Natural language dictionary:

Words that may be found in any file.

Programming-language dictionaries:

Words that may be found in certain types of files, identified by file extension.

File-specific dictionaries:

Words that may be found only in particular files.

chplspell passes nearly all command line options through to scspell, and reports scspell’s usage message when invoked with --help. See the scspell page on python.org for information about scspell’s command line arguments, approach to spell checking source code, and user interface.

chplspell adjusts the command line in several ways:

  1. chplspell passes options to scspell directing it at $CHPL_HOME/util/devel/chplspell-dictionary.

  2. If no files or directories are given on the command line, chplspell invokes scspell on a default set of files and directories that make sense for the Chapel repository.

  3. If directories are given on the command line, chplspell invokes scspell on all files of certain types within those directories, recursively.

  4. In case 2 or 3 above, chplspell may invoke scspell twice: once for most of the files it finds, and again for any LaTeX files it finds. This is because LaTeX does not use C-style escapes.

    • This is a minor point, relevant only to understanding why, when you hit ^C, chplspell keeps spell-checking; and why words ignored with the “Ignore all” interactive command are forgotten when the LaTeX portion begins.

The configuration of the “default set of files and directories” is at the top of the chplspell script, and may be easily altered.

Non-interactive invocation

The simplest use is to produce a non-interactive report for the default files and directories of the Chapel repository. As of the date of this writing, there were still some words yet to be added to the project dictionary or corrected, which make a good example:

$ chplspell --report-only

doc/rst/developer/bestPractices/README.md:50: 'chplspell' not found in dictionary (from token 'chplspell')
CHANGES.md:445: 'chpldocumentation' not found in dictionary (from token 'chpldocumentation')
CHANGES.md:2001: 'pshm' not found in dictionary (from token 'pshm')
CHANGES.md:2341: 'pshm' not found in dictionary (from token 'pshm')
CHANGES.md:3360: 'circularities' not found in dictionary (from token 'circularities')

chplspell may also be invoked on only particular files or directories named on the command line. For example, this file with one tyop:

$ chplspell --report-only doc/rst/developer/bestPractices/SpellChecking.rst
doc/rst/developer/bestPractices/SpellChecking.rst:109: 'tyop' not found in dictionary (from token 'tyop')
$

(The project dictionary now includes the word “tyop” for this file, so the above command no longer produces that result.)

Interactive invocation

scspell provides an interactive mode for making corrections and for adding words to the various dictionaries. This mode is also available through chplspell.

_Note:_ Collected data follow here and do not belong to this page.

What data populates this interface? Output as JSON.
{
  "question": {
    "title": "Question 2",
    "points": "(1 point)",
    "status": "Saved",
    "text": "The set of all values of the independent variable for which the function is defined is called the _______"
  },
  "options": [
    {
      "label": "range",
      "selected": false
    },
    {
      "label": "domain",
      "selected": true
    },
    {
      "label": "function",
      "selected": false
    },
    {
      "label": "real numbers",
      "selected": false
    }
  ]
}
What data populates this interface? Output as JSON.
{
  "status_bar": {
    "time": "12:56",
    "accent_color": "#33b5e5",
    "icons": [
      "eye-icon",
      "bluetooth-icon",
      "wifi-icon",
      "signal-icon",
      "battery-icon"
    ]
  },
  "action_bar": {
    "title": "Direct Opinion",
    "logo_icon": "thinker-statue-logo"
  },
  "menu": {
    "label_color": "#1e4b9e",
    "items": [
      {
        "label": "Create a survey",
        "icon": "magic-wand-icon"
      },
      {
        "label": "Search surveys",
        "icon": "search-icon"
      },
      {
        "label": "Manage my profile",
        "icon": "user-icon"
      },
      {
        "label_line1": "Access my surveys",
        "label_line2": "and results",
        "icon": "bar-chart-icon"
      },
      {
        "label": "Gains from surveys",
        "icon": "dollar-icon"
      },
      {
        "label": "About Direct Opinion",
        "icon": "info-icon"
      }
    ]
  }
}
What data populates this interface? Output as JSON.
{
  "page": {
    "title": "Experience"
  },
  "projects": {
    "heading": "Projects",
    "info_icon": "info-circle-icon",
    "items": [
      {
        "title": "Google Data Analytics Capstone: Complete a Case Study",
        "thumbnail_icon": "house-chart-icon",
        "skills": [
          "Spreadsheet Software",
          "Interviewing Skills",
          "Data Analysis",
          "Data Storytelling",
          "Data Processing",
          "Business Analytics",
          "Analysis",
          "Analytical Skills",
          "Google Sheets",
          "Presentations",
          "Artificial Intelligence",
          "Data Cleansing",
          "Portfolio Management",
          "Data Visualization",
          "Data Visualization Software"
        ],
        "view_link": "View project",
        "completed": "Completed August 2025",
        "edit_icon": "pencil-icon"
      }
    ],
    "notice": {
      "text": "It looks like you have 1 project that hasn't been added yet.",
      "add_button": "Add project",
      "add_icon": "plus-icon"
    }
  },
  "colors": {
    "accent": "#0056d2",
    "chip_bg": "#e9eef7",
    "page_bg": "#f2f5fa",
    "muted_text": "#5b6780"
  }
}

See the scspell page on python.org for details.

chplspell’s invocation of scspell makes any requested dictionary changes to $CHPL_HOME/util/devel/chplspell-dictionary

Dictionary file details

This section provides a few details about the format of scspell’s dictionary file. Understanding of these details is not necessary to make use of chplspell as described above. It will be helpful in making use of the more advanced options in the next section.

The natural language word list contains the words that may appear in any file being spell checked. It is the last word list in the dictionary file, under the heading NATURAL:.

A “programming language” word list is used in addition to the natural language word list when the file being checked matches one of the file extensions given for that word list. They appear in the dictionary file on lines beginning with FILETYPE:, e.g.,

FILETYPE: TeX/LaTeX; .tex, .bib

A file-specific word list is used in addition when a file has a matching “file id”. These are stored in the dictionary file under FILEID: headings, e.g.

FILEID: 42424242-4242-4242-4242-424242424242

There are two ways that a file id’s association with a file may be represented to scspell:

  1. The file contains the string “scspell-id: “ followed by a file id; e.g., in a comment.

  2. There is an entry in the “file id mapping file”, $CHPL_HOME/util/devel/chplspell-dictionary.fileids.json, associating the file name to the file id. For example, the following file id is associated with two files in the Chapel repository:

"63b96a22-1e46-11e6-a3a6-10ddb1d4c3d5": [
  "doc/rst/developer/hdfs_and_chapel/API.tex",
  "doc/rst/developer/hdfs_and_chapel/examples.tex"
],

If a file has a file id associated, when scspell offers to add an unrecognized word to a dictionary, one of the offered dictionaries is this (f)ile-specific dictionary.

If there is no file id associated with the file, scspell will instead offer the option to create a (N)ew file-specific dictionary. This option will create the new file id, add it to the dictionary.fileids.json file, and add the unrecognized word to that file-specific word list in the dictionary file.

If a file with a file-specific word list is moved or copied (e.g., the shootout benchmarks), and the association is via the file id mapping, chplspell won’t have the existing word list associated with the new file. The next section describes several ways to remedy this situation and similar ones without creating duplicate file-specific word lists.

As of this writing, no files in the Chapel repository contain a file id literal; all file id mappings are done through the file id mapping file.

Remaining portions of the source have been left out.